Ted mirrors me and crosses his arms too. ‘So they say of all the scumbags in that place. You’re not up to seeing Thorne. You never will be.’
I think of the worst of the headlines from eight years ago, when Thorne was first captured.
Evil Sadist Thorne’s Grisly Decorations: Flowers and Vines Carved onto Victims’ Bodies.
That headline made me hyperventilate. It took hours for Dad to calm me down. Mum had to hurry Luke out of the house so he wouldn’t witness my hysteria.
‘There’s no connection between her and Thorne, Ella,’ Dad said. ‘The police would tell us if there was. This story about the carvings is tabloid sensationalism – I’m not sure it’s even physically possible to do that. And they’ve only just arrested him – no real details of what he did have been released by the investigators.’
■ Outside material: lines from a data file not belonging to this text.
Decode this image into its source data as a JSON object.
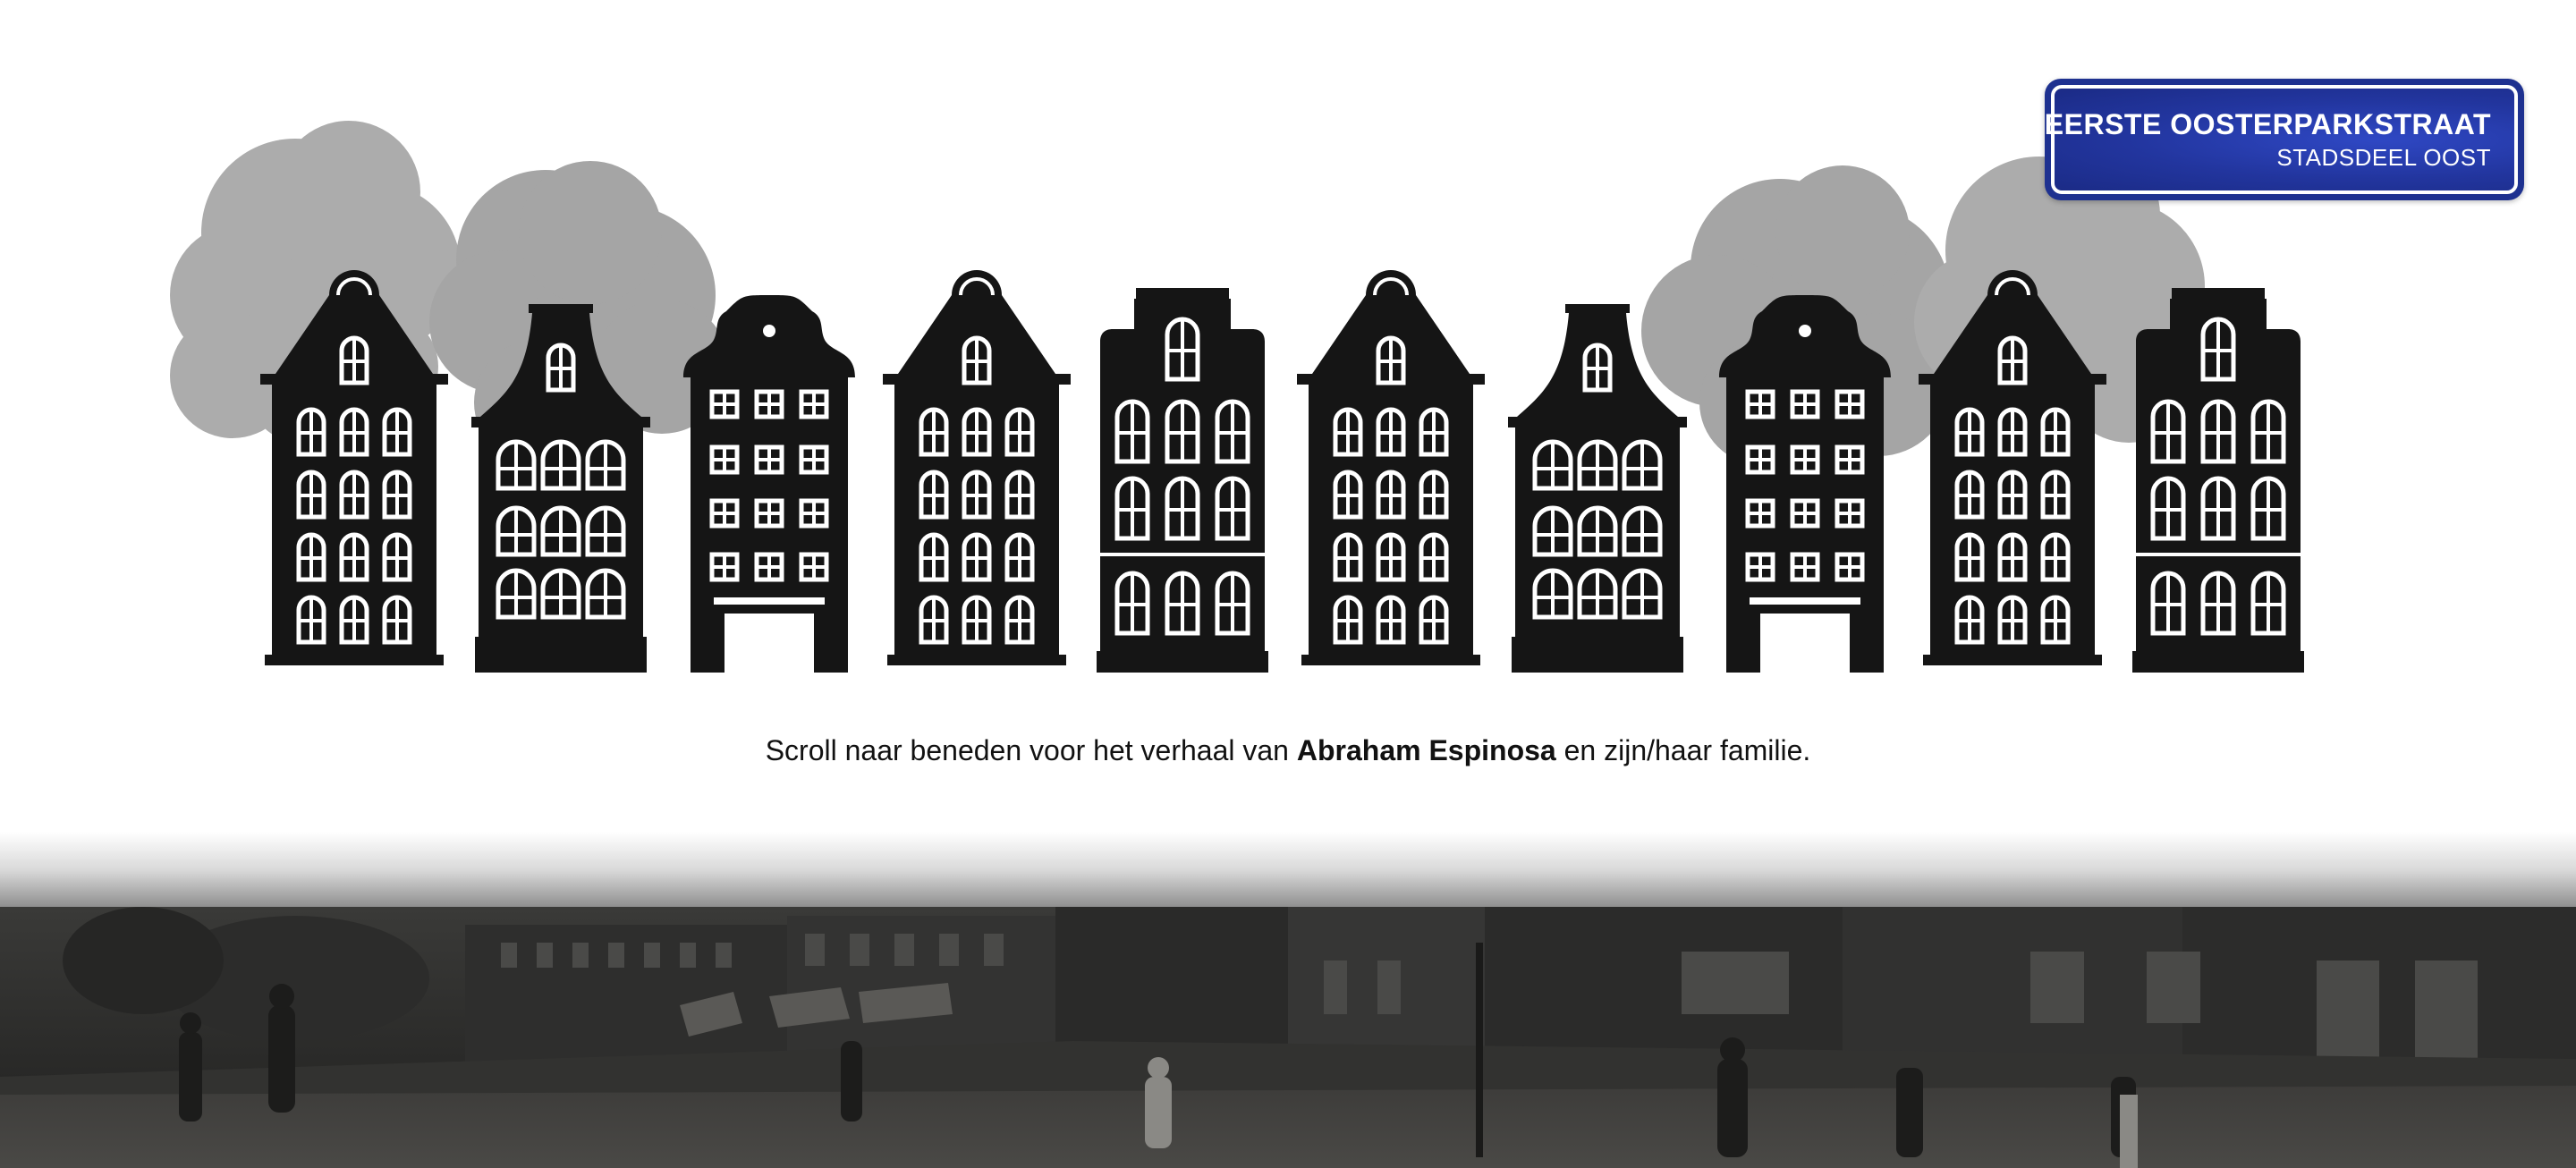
{
  "street_sign": {
    "street": "EERSTE OOSTERPARKSTRAAT",
    "district": "STADSDEEL OOST",
    "color": "#1e3190"
  },
  "skyline": {
    "house_color": "#151515",
    "tree_color": "#a9a9a9"
  },
  "caption": {
    "before": "Scroll naar beneden voor het verhaal van ",
    "name": "Abraham Espinosa",
    "after": " en zijn/haar familie."
  },
  "photo": {
    "tone": "sepia-black-and-white"
  }
}
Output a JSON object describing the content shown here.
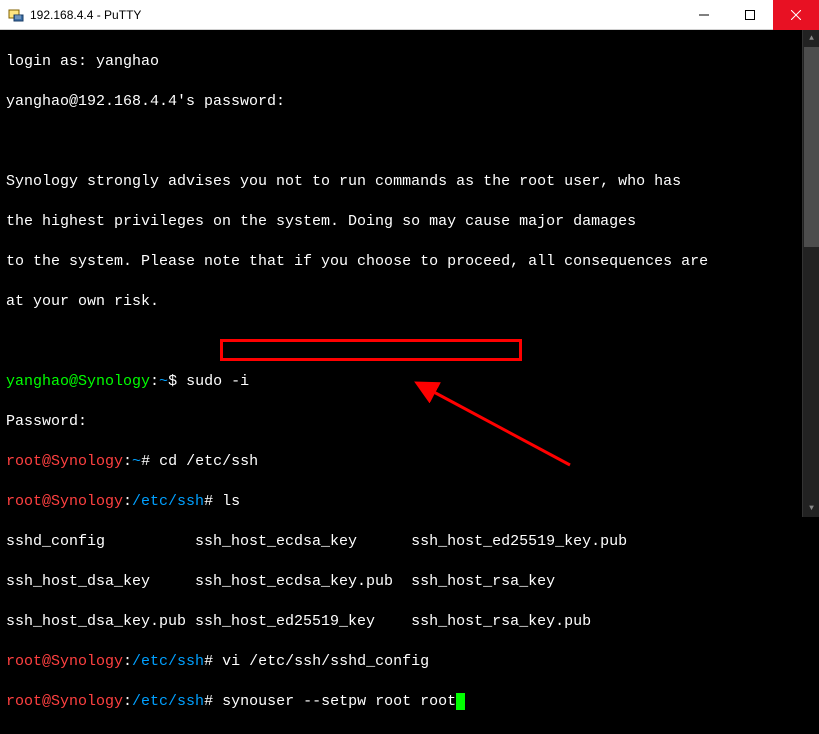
{
  "window": {
    "title": "192.168.4.4 - PuTTY"
  },
  "terminal": {
    "login_prompt": "login as: ",
    "login_user": "yanghao",
    "pw_prompt_user": "yanghao@192.168.4.4",
    "pw_prompt_suffix": "'s password:",
    "warning_l1": "Synology strongly advises you not to run commands as the root user, who has",
    "warning_l2": "the highest privileges on the system. Doing so may cause major damages",
    "warning_l3": "to the system. Please note that if you choose to proceed, all consequences are",
    "warning_l4": "at your own risk.",
    "prompt1_user": "yanghao@Synology",
    "prompt1_sep": ":",
    "prompt1_path": "~",
    "prompt1_char": "$ ",
    "cmd1": "sudo -i",
    "password_label": "Password:",
    "prompt2_user": "root@Synology",
    "prompt2_sep": ":",
    "prompt2_path": "~",
    "prompt2_char": "# ",
    "cmd2": "cd /etc/ssh",
    "prompt3_user": "root@Synology",
    "prompt3_sep": ":",
    "prompt3_path": "/etc/ssh",
    "prompt3_char": "# ",
    "cmd3": "ls",
    "ls_l1": "sshd_config          ssh_host_ecdsa_key      ssh_host_ed25519_key.pub",
    "ls_l2": "ssh_host_dsa_key     ssh_host_ecdsa_key.pub  ssh_host_rsa_key",
    "ls_l3": "ssh_host_dsa_key.pub ssh_host_ed25519_key    ssh_host_rsa_key.pub",
    "prompt4_user": "root@Synology",
    "prompt4_sep": ":",
    "prompt4_path": "/etc/ssh",
    "prompt4_char": "# ",
    "cmd4": "vi /etc/ssh/sshd_config",
    "prompt5_user": "root@Synology",
    "prompt5_sep": ":",
    "prompt5_path": "/etc/ssh",
    "prompt5_char": "# ",
    "cmd5": "synouser --setpw root root"
  }
}
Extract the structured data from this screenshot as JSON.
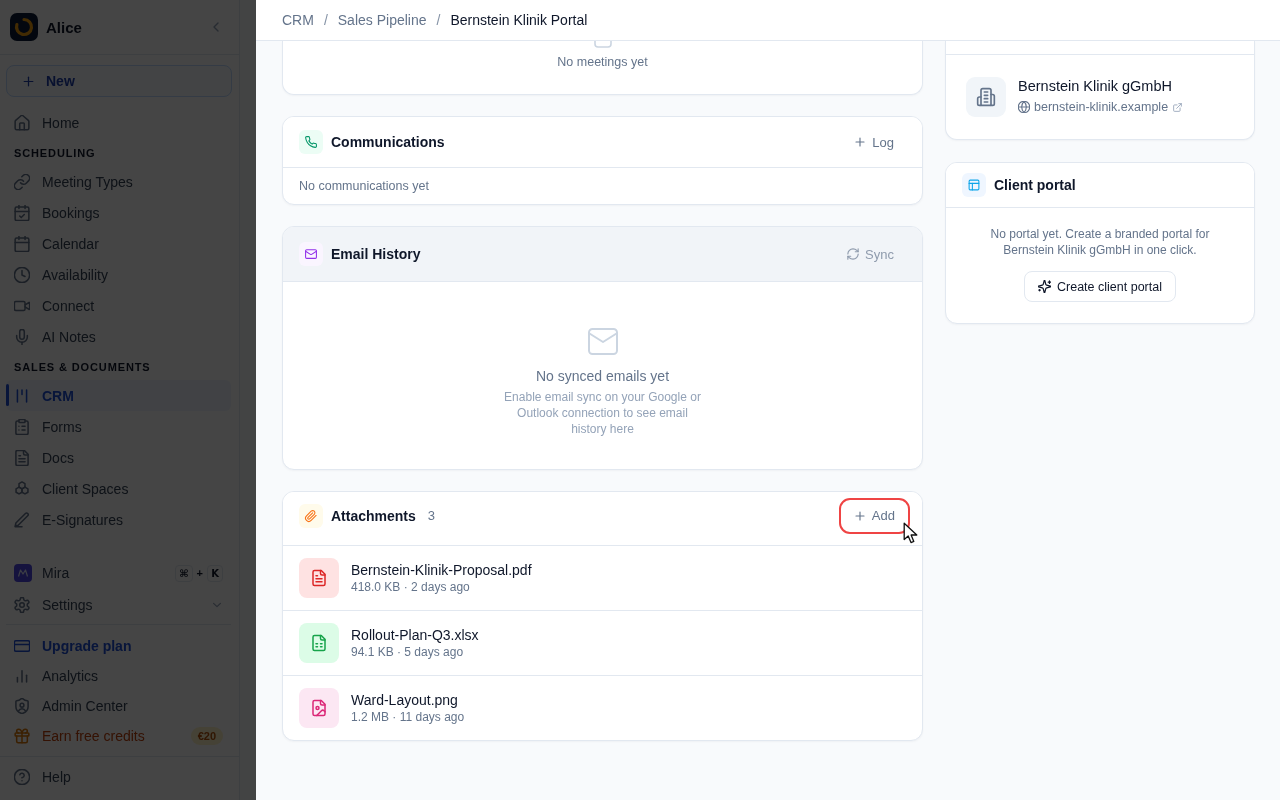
{
  "sidebar": {
    "dimmed": true,
    "workspace": "Alice",
    "new_button": "New",
    "home": {
      "label": "Home",
      "selected": false
    },
    "sections": [
      {
        "title": "SCHEDULING",
        "items": [
          {
            "label": "Meeting Types",
            "selected": false
          },
          {
            "label": "Bookings",
            "selected": false
          },
          {
            "label": "Calendar",
            "selected": false
          },
          {
            "label": "Availability",
            "selected": false
          },
          {
            "label": "Connect",
            "selected": false
          },
          {
            "label": "AI Notes",
            "selected": false
          }
        ]
      },
      {
        "title": "SALES & DOCUMENTS",
        "items": [
          {
            "label": "CRM",
            "selected": true
          },
          {
            "label": "Forms",
            "selected": false
          },
          {
            "label": "Docs",
            "selected": false
          },
          {
            "label": "Client Spaces",
            "selected": false
          },
          {
            "label": "E-Signatures",
            "selected": false
          }
        ]
      }
    ],
    "assistant": {
      "label": "Mira",
      "shortcut": {
        "keys": [
          "⌘",
          "K"
        ],
        "joiner": "+"
      }
    },
    "settings": {
      "label": "Settings",
      "expanded": false
    },
    "footer_items": [
      {
        "kind": "upgrade",
        "label": "Upgrade plan"
      },
      {
        "kind": "link",
        "label": "Analytics"
      },
      {
        "kind": "link",
        "label": "Admin Center"
      },
      {
        "kind": "promo",
        "label": "Earn free credits",
        "badge": "€20"
      }
    ],
    "help": "Help"
  },
  "breadcrumb": [
    {
      "label": "CRM",
      "current": false
    },
    {
      "separator": "/",
      "label": "Sales Pipeline",
      "current": false
    },
    {
      "separator": "/",
      "label": "Bernstein Klinik Portal",
      "current": true
    }
  ],
  "main": {
    "meetings": {
      "empty_text": "No meetings yet"
    },
    "communications": {
      "title": "Communications",
      "hovered": false,
      "action": {
        "label": "Log",
        "disabled": false,
        "highlighted": false
      },
      "empty_text": "No communications yet"
    },
    "email_history": {
      "title": "Email History",
      "hovered": true,
      "action": {
        "label": "Sync",
        "disabled": true,
        "highlighted": false
      },
      "empty_title": "No synced emails yet",
      "empty_text": "Enable email sync on your Google or Outlook connection to see email history here"
    },
    "attachments": {
      "title": "Attachments",
      "count": "3",
      "hovered": false,
      "action": {
        "label": "Add",
        "disabled": false,
        "highlighted": true
      },
      "files": [
        {
          "kind": "pdf",
          "name": "Bernstein-Klinik-Proposal.pdf",
          "meta": "418.0 KB · 2 days ago"
        },
        {
          "kind": "spreadsheet",
          "name": "Rollout-Plan-Q3.xlsx",
          "meta": "94.1 KB · 5 days ago"
        },
        {
          "kind": "image",
          "name": "Ward-Layout.png",
          "meta": "1.2 MB · 11 days ago"
        }
      ]
    }
  },
  "aside": {
    "company": {
      "name": "Bernstein Klinik gGmbH",
      "website": "bernstein-klinik.example"
    },
    "client_portal": {
      "title": "Client portal",
      "text": "No portal yet. Create a branded portal for Bernstein Klinik gGmbH in one click.",
      "button": "Create client portal"
    }
  }
}
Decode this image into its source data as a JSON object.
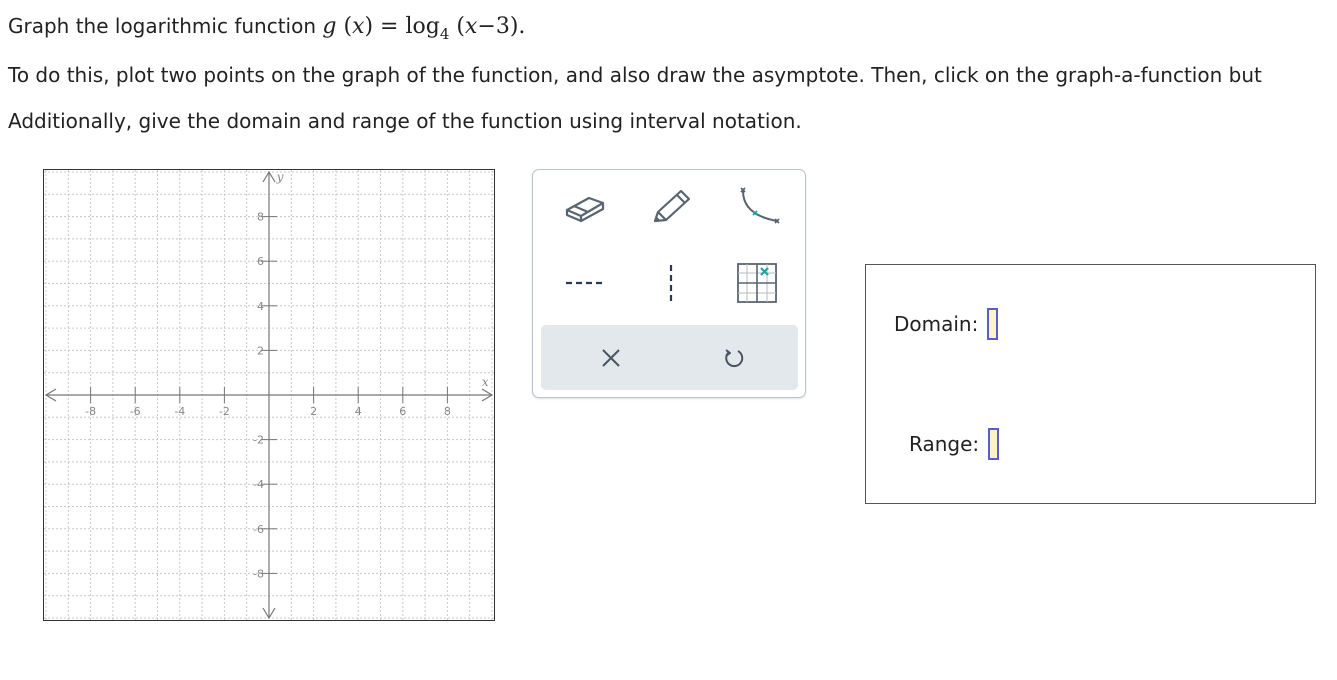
{
  "question": {
    "line1_prefix": "Graph the logarithmic function ",
    "function": {
      "name": "g",
      "open_paren": "(",
      "var": "x",
      "close_paren_eq": ") = ",
      "log": "log",
      "base": "4",
      "arg_open": " (",
      "arg_var": "x",
      "arg_rest": "−3).",
      "math_text": "g (x) = log4 (x−3)."
    },
    "line2": "To do this, plot two points on the graph of the function, and also draw the asymptote. Then, click on the graph-a-function but",
    "line3": "Additionally, give the domain and range of the function using interval notation."
  },
  "graph": {
    "x_axis_label": "x",
    "y_axis_label": "y",
    "x_min": -10,
    "x_max": 10,
    "y_min": -10,
    "y_max": 10,
    "grid_step": 1,
    "x_tick_labels": [
      "-8",
      "-6",
      "-4",
      "-2",
      "2",
      "4",
      "6",
      "8"
    ],
    "y_tick_labels": [
      "8",
      "6",
      "4",
      "2",
      "-2",
      "-4",
      "-6",
      "-8"
    ],
    "colors": {
      "axis": "#777777",
      "grid": "#c8c8c8",
      "label": "#888888"
    }
  },
  "toolbox": {
    "tools": [
      {
        "id": "eraser",
        "icon": "eraser-icon"
      },
      {
        "id": "pencil",
        "icon": "pencil-icon"
      },
      {
        "id": "curve",
        "icon": "curve-points-icon"
      },
      {
        "id": "dashed",
        "icon": "dashed-line-icon"
      },
      {
        "id": "vdashed",
        "icon": "vertical-dashed-line-icon"
      },
      {
        "id": "graphfn",
        "icon": "graph-function-icon"
      }
    ],
    "actions": {
      "clear_icon": "x-icon",
      "undo_icon": "undo-icon"
    },
    "colors": {
      "icon": "#5a6570",
      "accent": "#1fa3a3",
      "bar": "#e2e8ec"
    }
  },
  "answers": {
    "domain_label": "Domain:",
    "range_label": "Range:",
    "domain_value": "",
    "range_value": "",
    "colors": {
      "input_fill": "#fdf3c9",
      "input_border": "#5a5fc8"
    }
  }
}
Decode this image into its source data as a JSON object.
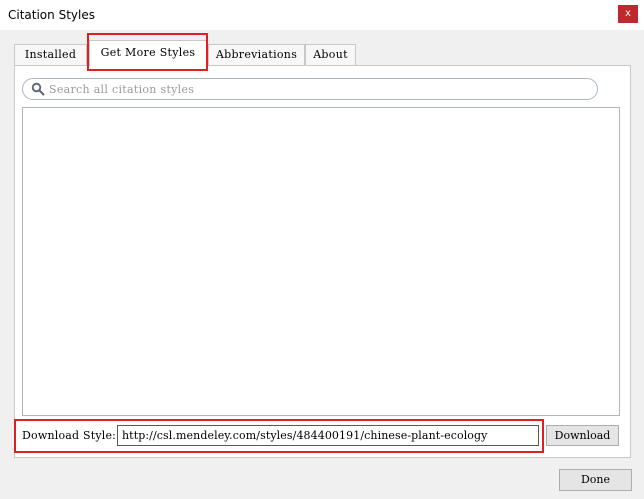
{
  "window": {
    "title": "Citation Styles",
    "close_label": "x"
  },
  "tabs": [
    {
      "label": "Installed",
      "active": false
    },
    {
      "label": "Get More Styles",
      "active": true
    },
    {
      "label": "Abbreviations",
      "active": false
    },
    {
      "label": "About",
      "active": false
    }
  ],
  "search": {
    "placeholder": "Search all citation styles",
    "value": ""
  },
  "download": {
    "label": "Download Style:",
    "url": "http://csl.mendeley.com/styles/484400191/chinese-plant-ecology",
    "button_label": "Download"
  },
  "footer": {
    "done_label": "Done"
  },
  "colors": {
    "highlight": "#e02020",
    "close_button": "#c0282d"
  }
}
‘Are you listening to me, Ella?’ Ted is saying. ‘Try to remember what all of this did to you when they first got Thorne. You nearly had a breakdown.’
‘That was eight years ago,’ I say. ‘I’m stronger now.’
Whatever happened to you, I will not turn from it. Whatever you faced, I will face. I brace myself for the pictures. For the sound of your screams. For tangled hair and frightened eyes. But the pictures do not come. I have now gone forty-eight hours without any.